Modeling with Hub Central

Overview

A typical Data Hub data flow involves the following operations:
  1. Load/Ingest your raw data into MarkLogic Server.
  2. Create an entity model to standardize your data fields.
  3. Map the fields in your raw data to the fields of the entity model.
  4. (Optional) Match and merge duplicates.

The entity model is a core component of data integration in MarkLogic Data Hub. It defines the standard structures (entity types) that would be populated with values from your raw data, so that your data components can be accessed uniformly regardless of the format and structure of the source.

Note: You must create one or more entity types before you can define the mappings between your source data and the curated data.

The entity type is comprised of entity properties, which can be of any of the following types:

  • A basic data type, including integer, string, dateTime, boolean, and other less common string, number, and date types (under More string types, More number types, and More date types).
  • A structured type, which is comprised of its own properties, which can also be of other structured types. Use a structured type if the values of its properties will change for every entity instance. For example, the property FullName of the entity Employee could be a structured type, because each employee would have a different full name.

    The depth of nested structured types is not limited.

  • A relationship type, which links to an entity of the selected type. Use a relationship type if the properties of the target entity must be the same for all entities that point to it. For example, the entity Order could point to the entity Product as a relationship type, because the SKU and product description will be the same for all customer orders.
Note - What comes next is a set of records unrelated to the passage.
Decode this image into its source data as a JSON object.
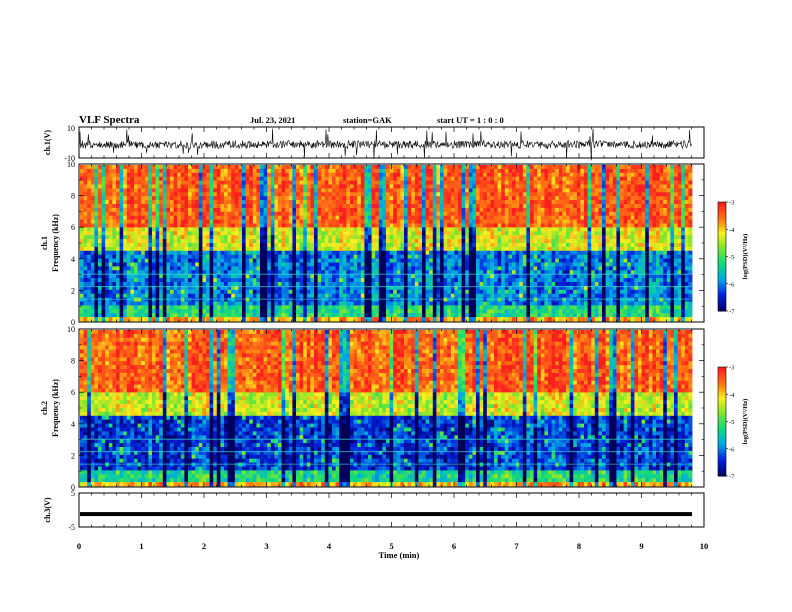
{
  "header": {
    "title": "VLF Spectra",
    "date": "Jul. 23, 2021",
    "station": "station=GAK",
    "start_ut": "start UT = 1 : 0 : 0"
  },
  "colors": {
    "spectrogram_low": "#000080",
    "spectrogram_mid": "#22dd44",
    "spectrogram_high": "#ff2a1a",
    "trace": "#000000"
  },
  "chart_data": [
    {
      "type": "line",
      "name": "ch1-waveform",
      "ylabel": "ch.1(V)",
      "ylim": [
        -10,
        10
      ],
      "yticks": [
        "10",
        "-10"
      ],
      "xlim": [
        0,
        10
      ],
      "description_level": "noisy waveform centered near 0 V with spikes up to ±10 V"
    },
    {
      "type": "heatmap",
      "name": "ch1-spectrogram",
      "ylabel_line1": "ch.1",
      "ylabel_line2": "Frequency (kHz)",
      "ylim": [
        0,
        10
      ],
      "yticks": [
        "0",
        "2",
        "4",
        "6",
        "8",
        "10"
      ],
      "xlim": [
        0,
        10
      ],
      "colorbar": {
        "label": "log(PSD)(V²/Hz)",
        "range": [
          -7,
          -3
        ],
        "ticks": [
          "-3",
          "-4",
          "-5",
          "-6",
          "-7"
        ]
      }
    },
    {
      "type": "heatmap",
      "name": "ch2-spectrogram",
      "ylabel_line1": "ch.2",
      "ylabel_line2": "Frequency (kHz)",
      "ylim": [
        0,
        10
      ],
      "yticks": [
        "0",
        "2",
        "4",
        "6",
        "8",
        "10"
      ],
      "xlim": [
        0,
        10
      ],
      "colorbar": {
        "label": "log(PSD)(V²/Hz)",
        "range": [
          -7,
          -3
        ],
        "ticks": [
          "-3",
          "-4",
          "-5",
          "-6",
          "-7"
        ]
      }
    },
    {
      "type": "line",
      "name": "ch3-waveform",
      "ylabel": "ch.3(V)",
      "ylim": [
        -5,
        5
      ],
      "yticks": [
        "5",
        "-5"
      ],
      "xlim": [
        0,
        10
      ],
      "level": -1.2
    }
  ],
  "xaxis": {
    "label": "Time (min)",
    "ticks": [
      "0",
      "1",
      "2",
      "3",
      "4",
      "5",
      "6",
      "7",
      "8",
      "9",
      "10"
    ]
  }
}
Hub Central - expanded Customer entity type with structured types all the way down

Learn more: Entities

Security

You must be assigned the following security roles:

  • To view, create, edit, or delete an entity model: Hub Central Modeler

Or any role that inherits the required role. See Users and Roles.

Modeling Process

To integrate your data,

  1. To create an entity type, see Create an Entity Type.
  2. Use the entity type to curate your data.

Managing Entity Types


Hub Central - Entity Type list

To edit an entity type, see Edit Entity Type.

To manage the properties of an entity type, see Manage Entity Properties.

To save changes:

  • Go to the Model area of Hub Central.
    Learn how.
    1. Go to your Hub Central endpoint.
    2. In the icon bar, click the Model icon ().
      Hub Central - icon bar - Model

  • To save your changes to a single entity type, click the Save icon () for that entity type.
  • To save all your changes to all entity types, click the Save All button.

To undo changes and revert to the last saved version:

  • Go to the Model area of Hub Central.
    Learn how.
    1. Go to your Hub Central endpoint.
    2. In the icon bar, click the Model icon ().
      Hub Central - icon bar - Model

  • To undo your changes and revert to the last saved version of a single entity type, click the Revert icon () for that entity type.
  • To undo all your changes and revert to the last saved versions of all entity types, click the Revert All button.

To delete an entity type,

  1. Go to the Model area of Hub Central.
    Learn how.
    1. Go to your Hub Central endpoint.
    2. In the icon bar, click the Model icon ().
      Hub Central - icon bar - Model

  2. In the list, click the Delete icon () for the entity type to delete.
Important:

If an entity type has already been used to map or match and merge data, then modifying or deleting it might trigger a reindexing of all your curated data and might affect the results of mapping and mastering processes that are occurring concurrently.

MarkLogic recommends scheduling a time to modify or delete used entity types when the impact would be minimal.